Well-Read Black Girl: Finding Our Stories, Discovering Ourselves, ed. Glory Edim – Well-Read Black Girl began as a t-shirt that Glory Edim’s supportive partner had made for her, turned into a thriving book club and literary discussion circle in New York City, and is now a wonderful book. Edim gathers together some of the most vivid and brilliant voices in literature, drama, poetry, activism, and more, and challenges each to answer the question: when did you first see yourself in literature? The essays and oral responses she received, from lights such as Jacqueline Woodson, Jesmyn Ward, Rebecca Walker, N.K. Jemisin, Tayari Jones and others, are beautiful and moving to read. I’ve read some of the words these well-read black women have put out in the world, but not enough, and Edim’s thoughtfully curated reading lists, sprinkled throughout the book, and the lovely essays collected herein, exploded my TBR.
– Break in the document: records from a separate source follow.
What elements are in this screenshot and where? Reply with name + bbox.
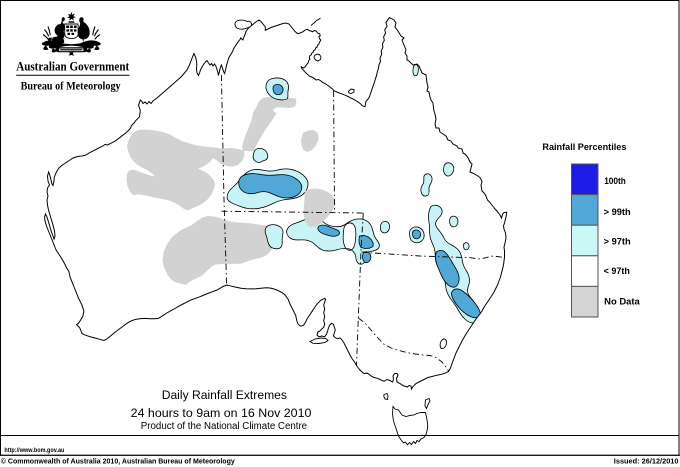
svg-text:No Data: No Data <box>604 297 641 307</box>
svg-text:Bureau of Meteorology: Bureau of Meteorology <box>21 79 121 92</box>
svg-text:Rainfall Percentiles: Rainfall Percentiles <box>542 142 626 153</box>
svg-text:> 99th: > 99th <box>604 207 631 217</box>
svg-text:100th: 100th <box>604 176 626 186</box>
svg-text:Issued: 26/12/2010: Issued: 26/12/2010 <box>614 459 679 466</box>
svg-text:> 97th: > 97th <box>604 236 631 246</box>
svg-text:Australian Government: Australian Government <box>16 59 129 73</box>
svg-text:Daily Rainfall Extremes: Daily Rainfall Extremes <box>162 388 287 402</box>
svg-text:© Commonwealth of Australia 20: © Commonwealth of Australia 2010, Austra… <box>1 458 235 466</box>
svg-text:24 hours to 9am on 16 Nov 2010: 24 hours to 9am on 16 Nov 2010 <box>131 406 312 420</box>
svg-text:Product of the National Climat: Product of the National Climate Centre <box>141 421 307 432</box>
svg-text:http://www.bom.gov.au: http://www.bom.gov.au <box>4 447 64 454</box>
svg-text:< 97th: < 97th <box>604 266 630 276</box>
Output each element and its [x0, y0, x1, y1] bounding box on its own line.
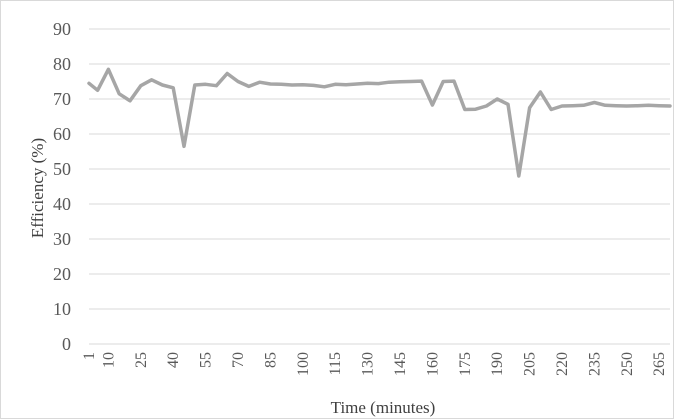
x-tick-label: 10 [100, 352, 117, 368]
efficiency-series-line [87, 67, 672, 178]
x-tick-label: 160 [424, 352, 441, 376]
x-tick-label: 100 [295, 352, 312, 376]
x-tick-label: 145 [392, 352, 409, 376]
x-tick-label: 70 [230, 352, 247, 368]
y-tick-label: 20 [53, 264, 71, 284]
x-axis-label: Time (minutes) [331, 398, 436, 417]
y-axis-ticks: 0 10 20 30 40 50 60 70 80 90 [53, 19, 71, 354]
y-tick-label: 70 [53, 89, 71, 109]
y-tick-label: 80 [53, 54, 71, 74]
x-axis-ticks: 1 10 25 40 55 70 85 100 115 130 145 160 175 190 205 220… [81, 352, 668, 376]
x-tick-label: 265 [651, 352, 668, 376]
x-tick-label: 25 [133, 352, 150, 368]
x-tick-label: 130 [360, 352, 377, 376]
x-tick-label: 40 [165, 352, 182, 368]
x-tick-label: 115 [327, 352, 344, 375]
y-tick-label: 10 [53, 299, 71, 319]
x-tick-label: 235 [586, 352, 603, 376]
series-group [87, 67, 672, 178]
y-tick-label: 90 [53, 19, 71, 39]
x-tick-label: 175 [457, 352, 474, 376]
x-tick-label: 55 [198, 352, 215, 368]
y-tick-label: 0 [62, 334, 71, 354]
y-tick-label: 50 [53, 159, 71, 179]
y-tick-label: 40 [53, 194, 71, 214]
x-tick-label: 220 [554, 352, 571, 376]
gridlines [89, 28, 670, 345]
y-tick-label: 60 [53, 124, 71, 144]
x-tick-label: 205 [522, 352, 539, 376]
y-tick-label: 30 [53, 229, 71, 249]
x-tick-label: 250 [619, 352, 636, 376]
y-axis-label: Efficiency (%) [28, 138, 47, 238]
x-tick-label: 190 [489, 352, 506, 376]
x-tick-label: 1 [81, 352, 98, 360]
x-tick-label: 85 [262, 352, 279, 368]
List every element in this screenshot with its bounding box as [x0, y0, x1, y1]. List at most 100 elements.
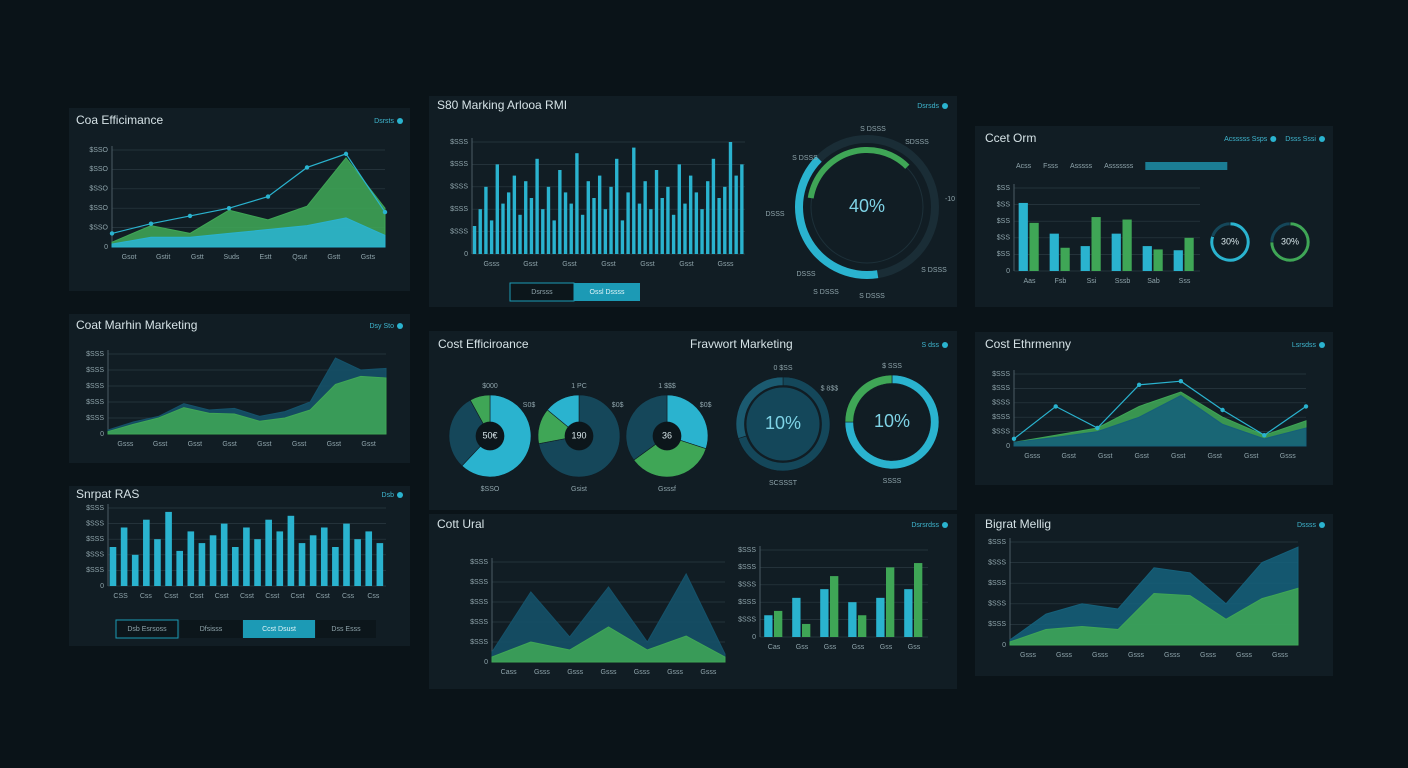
bar	[1122, 219, 1132, 271]
bar	[287, 515, 295, 586]
y-tick-label: $SSO	[89, 166, 108, 173]
y-tick-label: $SSS	[738, 582, 756, 589]
center-label: 10%	[765, 413, 801, 433]
bottom-label: SCSSST	[769, 480, 798, 487]
filter[interactable]: Asssss	[1070, 163, 1093, 170]
x-tick-label: Gsss	[567, 669, 583, 676]
bar	[309, 535, 317, 586]
x-tick-label: Gsst	[523, 261, 537, 268]
y-tick-label: $SS	[997, 251, 1011, 258]
x-tick-label: Gsss	[534, 669, 550, 676]
x-tick-label: CSS	[113, 593, 128, 600]
button-label[interactable]: Dsrsss	[531, 289, 553, 296]
x-tick-label: Gstt	[191, 254, 204, 261]
bar	[231, 547, 239, 586]
point	[1262, 433, 1267, 438]
button[interactable]	[180, 620, 242, 638]
bottom-label: Gsist	[571, 486, 587, 493]
bar	[198, 543, 206, 586]
filter[interactable]: Acss	[1016, 163, 1032, 170]
button[interactable]	[115, 619, 179, 639]
area	[111, 217, 386, 248]
x-tick-label: Sssb	[1115, 278, 1131, 285]
bar	[592, 198, 596, 254]
panel-title: Snrpat RAS	[76, 487, 139, 501]
y-tick-label: $SSO	[89, 147, 108, 154]
y-tick-label: $SS	[997, 201, 1011, 208]
bar	[495, 164, 499, 254]
y-tick-label: $SSO	[89, 186, 108, 193]
legend-dot	[1319, 522, 1325, 528]
button[interactable]	[574, 283, 640, 301]
y-tick-label: $SSS	[470, 599, 488, 606]
panel-title: Ccet Orm	[985, 131, 1036, 145]
gauge-annotation: S DSSS	[813, 289, 839, 296]
x-tick-label: Qsut	[292, 254, 307, 261]
button[interactable]	[316, 620, 376, 638]
y-tick-label: $SSS	[470, 639, 488, 646]
legend-dot	[397, 323, 403, 329]
y-tick-label: $SSS	[450, 228, 468, 235]
bar	[734, 175, 738, 254]
x-tick-label: Gsst	[257, 441, 271, 448]
panel-title: Fravwort Marketing	[690, 337, 793, 351]
donut-hole	[1275, 227, 1305, 257]
filter[interactable]: Asssssss	[1104, 163, 1134, 170]
button-label[interactable]: Dfsisss	[200, 626, 223, 633]
filter-bar[interactable]	[1145, 162, 1228, 170]
legend-dot	[1319, 136, 1325, 142]
gauge-annotation: SDSSS	[905, 139, 929, 146]
bar	[666, 186, 670, 254]
bar	[154, 539, 161, 586]
panel-title: Bigrat Mellig	[985, 517, 1051, 531]
button-label[interactable]: Dsb Esrsoss	[127, 626, 167, 633]
y-tick-label: 0	[1006, 443, 1010, 450]
bar	[354, 539, 361, 586]
center-label: 30%	[1281, 236, 1299, 246]
y-tick-label: $SSO	[89, 224, 108, 231]
point	[1136, 382, 1142, 387]
center-label: 50€	[482, 430, 497, 440]
bar	[671, 214, 676, 254]
button-label[interactable]: Ccst Dsust	[262, 626, 296, 633]
button-label[interactable]: Dss Esss	[331, 626, 361, 633]
bar	[764, 615, 773, 637]
point	[265, 194, 271, 199]
x-tick-label: Gsss	[634, 669, 650, 676]
bar	[143, 519, 150, 586]
center-label: 10%	[874, 411, 910, 431]
x-tick-label: Gsst	[1208, 453, 1222, 460]
panel-title: Cost Ethrmenny	[985, 337, 1071, 351]
slice	[1269, 221, 1291, 243]
y-tick-label: $SSS	[86, 367, 104, 374]
bar	[518, 214, 522, 254]
point	[109, 231, 115, 236]
point	[343, 151, 349, 157]
point	[1220, 407, 1225, 413]
x-tick-label: Estt	[260, 254, 272, 261]
bar	[1091, 217, 1101, 271]
x-tick-label: Sab	[1147, 278, 1160, 285]
filter[interactable]: Fsss	[1043, 163, 1058, 170]
x-tick-label: Gstt	[327, 254, 340, 261]
legend-dot	[397, 118, 403, 124]
y-tick-label: $SSS	[988, 621, 1006, 628]
bar	[220, 523, 228, 586]
bar	[165, 511, 172, 586]
bar	[176, 550, 184, 586]
y-tick-label: $SSS	[86, 351, 104, 358]
x-tick-label: Css	[140, 593, 153, 600]
button-label[interactable]: Ossl Dssss	[590, 289, 626, 296]
y-tick-label: 0	[100, 431, 104, 438]
x-tick-label: Gsst	[361, 441, 375, 448]
x-tick-label: Gsst	[601, 261, 615, 268]
legend-label: Lsrsdss	[1292, 342, 1317, 349]
panel-title: S80 Marking Arlooa RMI	[437, 98, 567, 112]
legend-label: Dsrsrdss	[911, 522, 939, 529]
point	[1178, 379, 1184, 384]
x-tick-label: Gstit	[156, 254, 170, 261]
y-tick-label: $SSS	[450, 206, 468, 213]
x-tick-label: Gsss	[1236, 652, 1252, 659]
button[interactable]	[243, 620, 315, 638]
bar	[501, 203, 505, 254]
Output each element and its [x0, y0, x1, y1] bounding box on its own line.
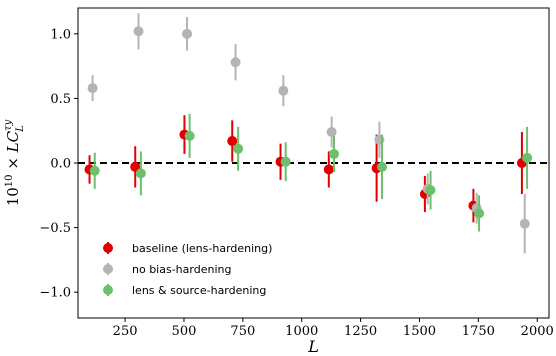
data-point [474, 208, 485, 219]
x-tick-label: 1750 [462, 324, 495, 339]
x-axis-label: L [307, 337, 319, 356]
data-point [328, 148, 339, 159]
data-point [278, 85, 289, 96]
y-tick-label: −1.0 [39, 286, 71, 301]
x-tick-label: 1500 [403, 324, 436, 339]
legend-marker [103, 264, 113, 274]
legend-marker [103, 285, 113, 295]
x-tick-label: 250 [113, 324, 138, 339]
series-2 [89, 113, 533, 232]
y-tick-label: 0.5 [50, 92, 71, 107]
series-0 [84, 115, 527, 223]
data-point [182, 28, 193, 39]
x-tick-label: 500 [172, 324, 197, 339]
y-tick-label: −0.5 [39, 221, 71, 236]
legend: baseline (lens-hardening) no bias-hardeni… [103, 242, 272, 297]
data-point [522, 152, 533, 163]
data-point [87, 83, 98, 94]
y-axis-label: 1010 × LCτyL [3, 119, 26, 206]
data-point [280, 156, 291, 167]
data-point [425, 185, 436, 196]
y-tick-label: 0.0 [50, 157, 71, 172]
legend-label: no bias-hardening [132, 263, 231, 276]
x-tick-label: 1000 [285, 324, 318, 339]
data-point [184, 130, 195, 141]
data-point [230, 57, 241, 68]
series-1 [87, 13, 530, 254]
data-point [377, 161, 388, 172]
data-point [130, 161, 141, 172]
data-point [326, 127, 337, 137]
data-point [133, 26, 144, 37]
legend-marker [103, 243, 113, 253]
data-point [323, 164, 334, 175]
data-point [519, 218, 530, 229]
x-tick-label: 1250 [344, 324, 377, 339]
y-tick-label: 1.0 [50, 27, 71, 42]
legend-label: baseline (lens-hardening) [132, 242, 272, 255]
data-point [233, 143, 244, 154]
x-tick-label: 2000 [521, 324, 554, 339]
y-axis-ticks: −1.0 −0.5 0.0 0.5 1.0 [39, 27, 78, 301]
data-point [227, 136, 238, 147]
x-axis-ticks: 250 500 750 1000 1250 1500 1750 2000 [113, 318, 554, 339]
series-layer [84, 13, 533, 254]
data-point [135, 168, 146, 179]
x-tick-label: 750 [230, 324, 255, 339]
data-point [89, 165, 100, 176]
legend-label: lens & source-hardening [132, 284, 266, 297]
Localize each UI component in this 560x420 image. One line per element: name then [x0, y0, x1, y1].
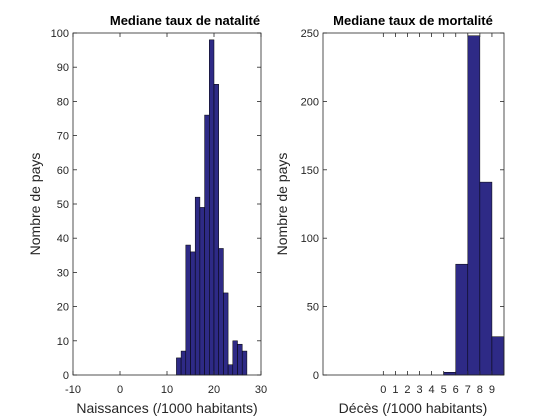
natality-bar-12	[233, 341, 238, 375]
mortality-y-axis-label: Nombre de pays	[274, 153, 290, 256]
natality-y-tick-label: 70	[57, 131, 69, 143]
mortality-x-tick-label: 4	[429, 384, 435, 396]
mortality-y-tick-label: 200	[301, 96, 319, 108]
mortality-x-tick-label: 3	[416, 384, 422, 396]
natality-y-tick-label: 80	[57, 96, 69, 108]
mortality-bar-3	[480, 182, 492, 375]
natality-x-tick-label: 20	[208, 384, 220, 396]
natality-y-tick-label: 0	[63, 370, 69, 382]
natality-bar-11	[228, 365, 233, 375]
mortality-y-tick-label: 150	[301, 165, 319, 177]
mortality-histogram-panel: Mediane taux de mortalité 05010015020025…	[274, 13, 504, 416]
natality-bar-0	[176, 358, 181, 375]
natality-bar-4	[195, 197, 200, 375]
natality-x-tick-label: 10	[161, 384, 173, 396]
natality-y-tick-label: 40	[57, 233, 69, 245]
mortality-y-tick-label: 100	[301, 233, 319, 245]
mortality-x-axis-label: Décès (/1000 habitants)	[339, 400, 488, 416]
natality-bar-13	[238, 344, 243, 375]
mortality-bar-0	[444, 372, 456, 375]
mortality-x-tick-label: 9	[489, 384, 495, 396]
natality-x-tick-label: -10	[65, 384, 81, 396]
natality-bar-14	[242, 351, 247, 375]
natality-y-ticks: 0 10 20 30 40 50 60 70 80 90 100	[51, 28, 261, 382]
mortality-x-tick-label: 7	[465, 384, 471, 396]
mortality-bar-4	[492, 337, 504, 375]
natality-bar-7	[209, 40, 214, 375]
natality-y-tick-label: 60	[57, 165, 69, 177]
natality-bar-3	[191, 252, 196, 375]
natality-bar-9	[219, 248, 224, 375]
natality-x-tick-label: 30	[255, 384, 267, 396]
natality-bars	[176, 40, 247, 375]
natality-chart-title: Mediane taux de natalité	[110, 13, 260, 28]
natality-x-tick-label: 0	[117, 384, 123, 396]
mortality-x-tick-label: 5	[441, 384, 447, 396]
mortality-chart-title: Mediane taux de mortalité	[333, 13, 493, 28]
mortality-x-tick-label: 0	[380, 384, 386, 396]
mortality-y-tick-label: 250	[301, 28, 319, 40]
natality-y-tick-label: 10	[57, 336, 69, 348]
natality-y-tick-label: 100	[51, 28, 69, 40]
mortality-y-tick-label: 0	[313, 370, 319, 382]
natality-bar-6	[205, 115, 210, 375]
mortality-x-tick-label: 1	[392, 384, 398, 396]
natality-y-tick-label: 20	[57, 302, 69, 314]
natality-bar-10	[223, 293, 228, 375]
mortality-x-tick-label: 8	[477, 384, 483, 396]
natality-y-tick-label: 30	[57, 267, 69, 279]
natality-y-axis-label: Nombre de pays	[27, 153, 43, 256]
natality-bar-8	[214, 84, 219, 375]
natality-axes-frame	[73, 33, 261, 375]
mortality-bar-1	[456, 264, 468, 375]
natality-x-axis-label: Naissances (/1000 habitants)	[76, 400, 257, 416]
mortality-x-tick-label: 2	[404, 384, 410, 396]
natality-histogram-panel: Mediane taux de natalité 0 10 20 30 40 50 60 70…	[27, 13, 267, 416]
mortality-bars	[444, 36, 504, 375]
natality-bar-1	[181, 351, 186, 375]
mortality-bar-2	[468, 36, 480, 375]
mortality-x-tick-label: 6	[453, 384, 459, 396]
natality-y-tick-label: 50	[57, 199, 69, 211]
natality-bar-5	[200, 207, 205, 375]
natality-y-tick-label: 90	[57, 62, 69, 74]
natality-bar-2	[186, 245, 191, 375]
mortality-y-tick-label: 50	[307, 302, 319, 314]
Kindred, by Octavia Butler – First of all, no Black History Month time travel post would be complete without the classic time travel novel by a black woman author. Octavia Butler is one of the most inimitable voices in science fiction and speculative writing, and while these are not my normal genres, Kindred is basically required reading. Dana, a modern (1970s) black woman in California, finds herself involuntarily wrenched back through time to antebellum Maryland. The first time, she saves the life of a young white boy, son of the plantation master – only later realizing that the boy is her own ancestor. Dana’s connection to the boy she saves is inexplicable, and every time he finds himself in trouble, Dana finds herself dragged back through time to save him. As she goes back and forth between her own time and her ancestors’ lives, the trips become more and more dangerous – for Dana, and for everyone around her. Kindred is intense, gripping, and heart-wrenching – required reading indeed.
Their Eyes Were Watching God, by Zora Neale Hurston – Another required reading;
Jam on the Vine, by LaShonda Katrice Barnett – I read this one years ago, but it stayed with me. Ivoe Williams, precocious daughter of a Muslim cook, steals a newspaper and immediately falls in love with journalism. Jam on the Vine is the story of Ivoe’s coming of age, from eager young girl to founder of the first black female-owned newspaper, along with her former teacher – turned lover – Ona. Ivoe and Ona struggle to survive in a brutal world that has no tolerance for black women with powerful voices and the will to use them. Nurtured by their love for one another, they create a home and life together that sustains them against the buffeting they have to endure from bigoted and hateful people, who want nothing more than to grind them down. At times, the story can be quite disturbing – Ivoe survives a horrific arrest and attack – but this is ultimately a hopeful story of love and bravery.